Explorer

Smart Meter

billing and meteringv0.4.0Updated 2026-07-10

Canonical Definition

A smart meter is a digital utility meter that records consumption in short intervals (commonly 15 or 60 minutes for electricity) and communicates the data to the utility over a secure network, enabling remote reading, outage detection, remote connect/disconnect, and time-based rate options. Smart meters are the customer-side component of Advanced Metering Infrastructure (AMI). They replace traditional electromechanical meters that required manual reading.

Explanations

A smart meter is a digital meter. It records your power use in small chunks of time, often every 15 minutes or every hour. It sends that data to your utility on its own. So there are no estimated reads from missed visits. Outages can be spotted faster. You can often see your detailed use in your online account.
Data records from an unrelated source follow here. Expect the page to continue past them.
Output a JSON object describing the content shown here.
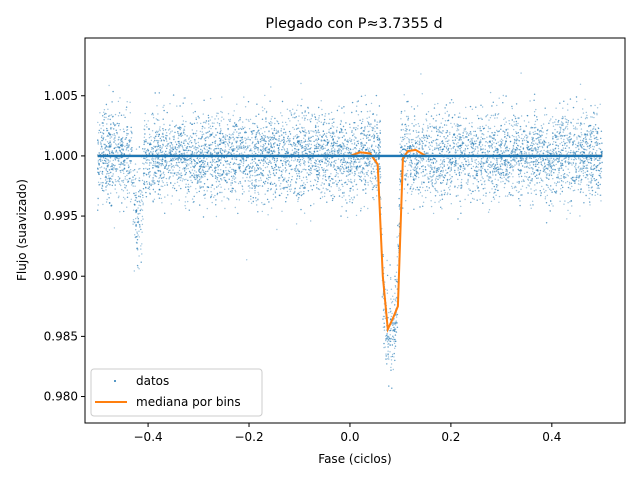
{
  "chart_data": {
    "type": "scatter",
    "title": "Plegado con P≈3.7355 d",
    "xlabel": "Fase (ciclos)",
    "ylabel": "Flujo (suavizado)",
    "xlim": [
      -0.525,
      0.545
    ],
    "ylim": [
      0.9778,
      1.0098
    ],
    "xticks": [
      -0.4,
      -0.2,
      0.0,
      0.2,
      0.4
    ],
    "xtick_labels": [
      "−0.4",
      "−0.2",
      "0.0",
      "0.2",
      "0.4"
    ],
    "yticks": [
      0.98,
      0.985,
      0.99,
      0.995,
      1.0,
      1.005
    ],
    "ytick_labels": [
      "0.980",
      "0.985",
      "0.990",
      "0.995",
      "1.000",
      "1.005"
    ],
    "grid": false,
    "legend_position": "lower-left",
    "colors": {
      "datos": "#1f77b4",
      "mediana": "#ff7f0e"
    },
    "series": [
      {
        "name": "datos",
        "style": "points",
        "phase_range": [
          -0.5,
          0.5
        ],
        "baseline": 1.0,
        "scatter_sigma": 0.0018,
        "transit": {
          "center": 0.08,
          "depth": 0.0145,
          "half_width": 0.02
        },
        "secondary_dip": {
          "center": -0.42,
          "depth": 0.007,
          "half_width": 0.012
        }
      },
      {
        "name": "mediana por bins",
        "style": "line",
        "x": [
          -0.5,
          -0.45,
          -0.4,
          -0.35,
          -0.3,
          -0.25,
          -0.2,
          -0.15,
          -0.1,
          -0.05,
          0.0,
          0.02,
          0.04,
          0.055,
          0.065,
          0.075,
          0.085,
          0.095,
          0.105,
          0.115,
          0.13,
          0.15,
          0.2,
          0.25,
          0.3,
          0.35,
          0.4,
          0.45,
          0.5
        ],
        "y": [
          1.0,
          1.0,
          1.0,
          1.0,
          1.0,
          1.0,
          1.0,
          1.0,
          1.0,
          1.0,
          1.0,
          1.0003,
          1.0002,
          0.9993,
          0.99,
          0.9856,
          0.9865,
          0.9875,
          0.9998,
          1.0004,
          1.0005,
          1.0,
          1.0,
          1.0,
          1.0,
          1.0,
          1.0,
          1.0,
          1.0
        ]
      }
    ]
  }
}
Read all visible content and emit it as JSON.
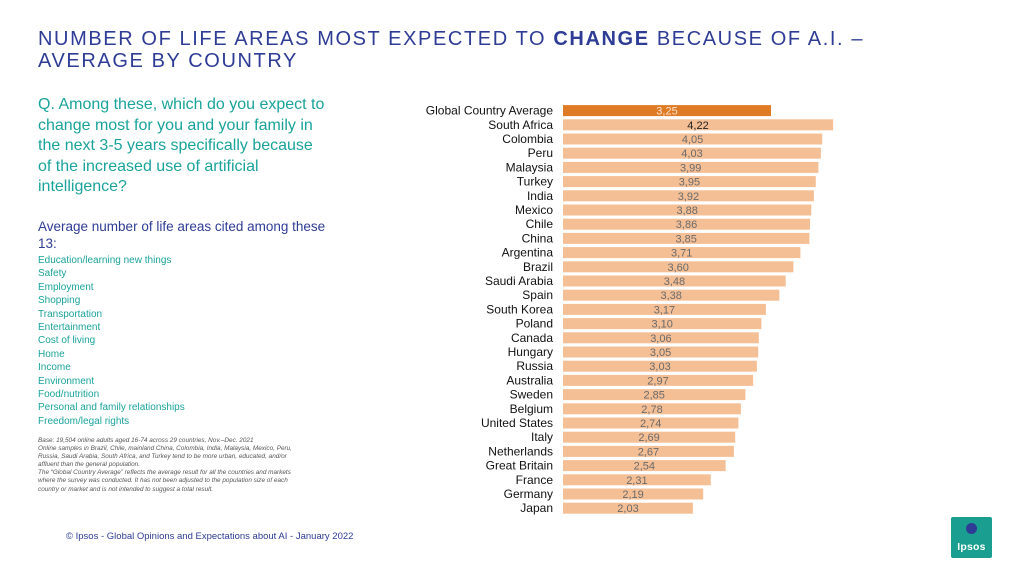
{
  "title": {
    "part1": "NUMBER OF LIFE AREAS MOST EXPECTED TO",
    "emph": "CHANGE",
    "part2": "BECAUSE OF A.I. – AVERAGE BY COUNTRY"
  },
  "question": "Q. Among these, which do you expect to change most for you and your family in the next 3-5 years specifically because of the increased use of artificial intelligence?",
  "subheading": "Average number of life areas cited among these 13:",
  "life_areas": [
    "Education/learning new things",
    "Safety",
    "Employment",
    "Shopping",
    "Transportation",
    "Entertainment",
    "Cost of living",
    "Home",
    "Income",
    "Environment",
    "Food/nutrition",
    "Personal and family relationships",
    "Freedom/legal rights"
  ],
  "note": {
    "line1": "Base: 19,504 online adults aged 16-74 across 29 countries, Nov.–Dec. 2021",
    "line2": "Online samples in Brazil, Chile, mainland China, Colombia, India, Malaysia, Mexico, Peru, Russia, Saudi Arabia, South Africa, and Turkey tend to be more urban, educated, and/or affluent than the general population.",
    "line3": "The “Global Country Average” reflects the average result for all the countries and markets where the survey was conducted. It has not been adjusted to the population size of each country or market and is not intended to suggest a total result."
  },
  "footer": "© Ipsos - Global Opinions and Expectations about AI - January 2022",
  "logo_text": "Ipsos",
  "colors": {
    "title": "#2e3c96",
    "teal": "#1aa39a",
    "bar": "#f5bf96",
    "highlight_bar": "#e07b25",
    "logo_bg": "#1a9e8f"
  },
  "chart_data": {
    "type": "bar",
    "orientation": "horizontal",
    "highlight": "Global Country Average",
    "categories": [
      "Global Country Average",
      "South Africa",
      "Colombia",
      "Peru",
      "Malaysia",
      "Turkey",
      "India",
      "Mexico",
      "Chile",
      "China",
      "Argentina",
      "Brazil",
      "Saudi Arabia",
      "Spain",
      "South Korea",
      "Poland",
      "Canada",
      "Hungary",
      "Russia",
      "Australia",
      "Sweden",
      "Belgium",
      "United States",
      "Italy",
      "Netherlands",
      "Great Britain",
      "France",
      "Germany",
      "Japan"
    ],
    "values": [
      3.25,
      4.22,
      4.05,
      4.03,
      3.99,
      3.95,
      3.92,
      3.88,
      3.86,
      3.85,
      3.71,
      3.6,
      3.48,
      3.38,
      3.17,
      3.1,
      3.06,
      3.05,
      3.03,
      2.97,
      2.85,
      2.78,
      2.74,
      2.69,
      2.67,
      2.54,
      2.31,
      2.19,
      2.03
    ],
    "labels": [
      "3,25",
      "4,22",
      "4,05",
      "4,03",
      "3,99",
      "3,95",
      "3,92",
      "3,88",
      "3,86",
      "3,85",
      "3,71",
      "3,60",
      "3,48",
      "3,38",
      "3,17",
      "3,10",
      "3,06",
      "3,05",
      "3,03",
      "2,97",
      "2,85",
      "2,78",
      "2,74",
      "2,69",
      "2,67",
      "2,54",
      "2,31",
      "2,19",
      "2,03"
    ],
    "xlim": [
      0,
      4.22
    ],
    "grid": false,
    "legend": "none"
  }
}
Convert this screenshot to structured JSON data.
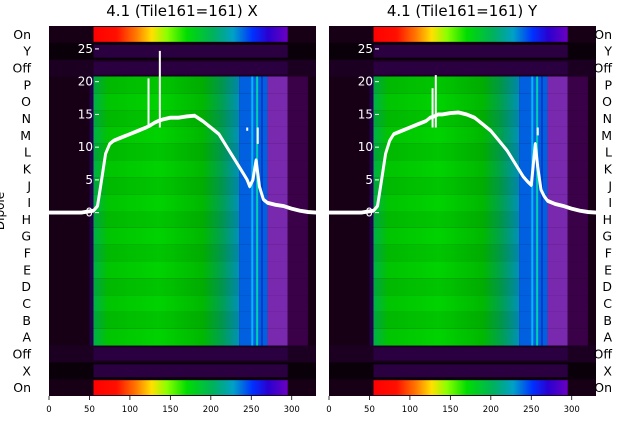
{
  "chart_data": [
    {
      "type": "heatmap",
      "title": "4.1 (Tile161=161) X",
      "ylabel": "Dipole",
      "row_labels": [
        "On",
        "X",
        "Off",
        "A",
        "B",
        "C",
        "D",
        "E",
        "F",
        "G",
        "H",
        "I",
        "J",
        "K",
        "L",
        "M",
        "N",
        "O",
        "P",
        "Off",
        "Y",
        "On"
      ],
      "x_ticks": [
        0,
        50,
        100,
        150,
        200,
        250,
        300
      ],
      "xlim": [
        0,
        330
      ],
      "overlay_yticks": [
        0,
        5,
        10,
        15,
        20,
        25
      ],
      "overlay_ylim": [
        -28,
        28.5
      ],
      "bandpass_curve": {
        "x": [
          0,
          40,
          55,
          60,
          65,
          70,
          75,
          80,
          90,
          100,
          110,
          120,
          125,
          130,
          135,
          140,
          150,
          160,
          170,
          180,
          190,
          200,
          210,
          220,
          230,
          240,
          245,
          248,
          252,
          256,
          260,
          265,
          270,
          280,
          290,
          300,
          310,
          320,
          330
        ],
        "y": [
          0,
          0,
          0.3,
          1,
          5,
          9,
          10.5,
          11,
          11.5,
          12,
          12.5,
          13,
          13.3,
          13.7,
          14,
          14.2,
          14.5,
          14.5,
          14.7,
          14.8,
          14,
          13,
          12,
          10,
          8,
          6,
          5,
          4,
          5,
          8,
          4,
          2,
          1.5,
          1.2,
          1.0,
          0.6,
          0.3,
          0.1,
          0
        ]
      },
      "spikes": [
        {
          "x": 123,
          "y": 20.5
        },
        {
          "x": 137,
          "y": 24.7
        },
        {
          "x": 245,
          "y": 12.5
        },
        {
          "x": 258,
          "y": 10.5
        }
      ]
    },
    {
      "type": "heatmap",
      "title": "4.1 (Tile161=161) Y",
      "ylabel": "",
      "row_labels": [
        "On",
        "X",
        "Off",
        "A",
        "B",
        "C",
        "D",
        "E",
        "F",
        "G",
        "H",
        "I",
        "J",
        "K",
        "L",
        "M",
        "N",
        "O",
        "P",
        "Off",
        "Y",
        "On"
      ],
      "x_ticks": [
        0,
        50,
        100,
        150,
        200,
        250,
        300
      ],
      "xlim": [
        0,
        330
      ],
      "overlay_yticks": [
        0,
        5,
        10,
        15,
        20,
        25
      ],
      "overlay_ylim": [
        -28,
        28.5
      ],
      "bandpass_curve": {
        "x": [
          0,
          40,
          55,
          60,
          65,
          70,
          75,
          80,
          90,
          100,
          110,
          120,
          125,
          130,
          135,
          140,
          150,
          160,
          170,
          180,
          190,
          200,
          210,
          220,
          230,
          240,
          245,
          250,
          255,
          258,
          262,
          266,
          270,
          280,
          290,
          300,
          310,
          320,
          330
        ],
        "y": [
          0,
          0,
          0.3,
          1,
          5,
          9,
          11,
          12,
          12.5,
          13,
          13.5,
          14,
          14.5,
          14.7,
          15,
          15,
          15.2,
          15.3,
          15,
          14.5,
          13.5,
          12.5,
          11,
          9.5,
          7.5,
          5.5,
          4.8,
          4.2,
          10.5,
          7,
          3.5,
          2.5,
          1.8,
          1.3,
          1.0,
          0.6,
          0.3,
          0.1,
          0
        ]
      },
      "spikes": [
        {
          "x": 128,
          "y": 19
        },
        {
          "x": 132,
          "y": 21
        },
        {
          "x": 258,
          "y": 11.8
        }
      ]
    }
  ]
}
Smart meters also allow plans where prices change by time of day.

Analogy Bank

general

A smart meter is like a fitness tracker for your home's energy — it logs activity in small chunks and syncs the data automatically.

younger-audiences

It's like upgrading from a mailed postcard to a messaging app: your usage reports itself instead of waiting for someone to come read it.

homeowners

For a homeowner, it's like a thermostat that also keeps a diary — you can look back at exactly when energy was used.

Do Not Say

  • Do not claim smart meters lower bills by themselves; they enable insight and rate options, not automatic savings.
  • Do not make definitive claims about smart meter health or privacy debates; refer detailed questions to the utility's published information.
  • Do not state how often a specific customer's meter records or transmits data; intervals vary by utility.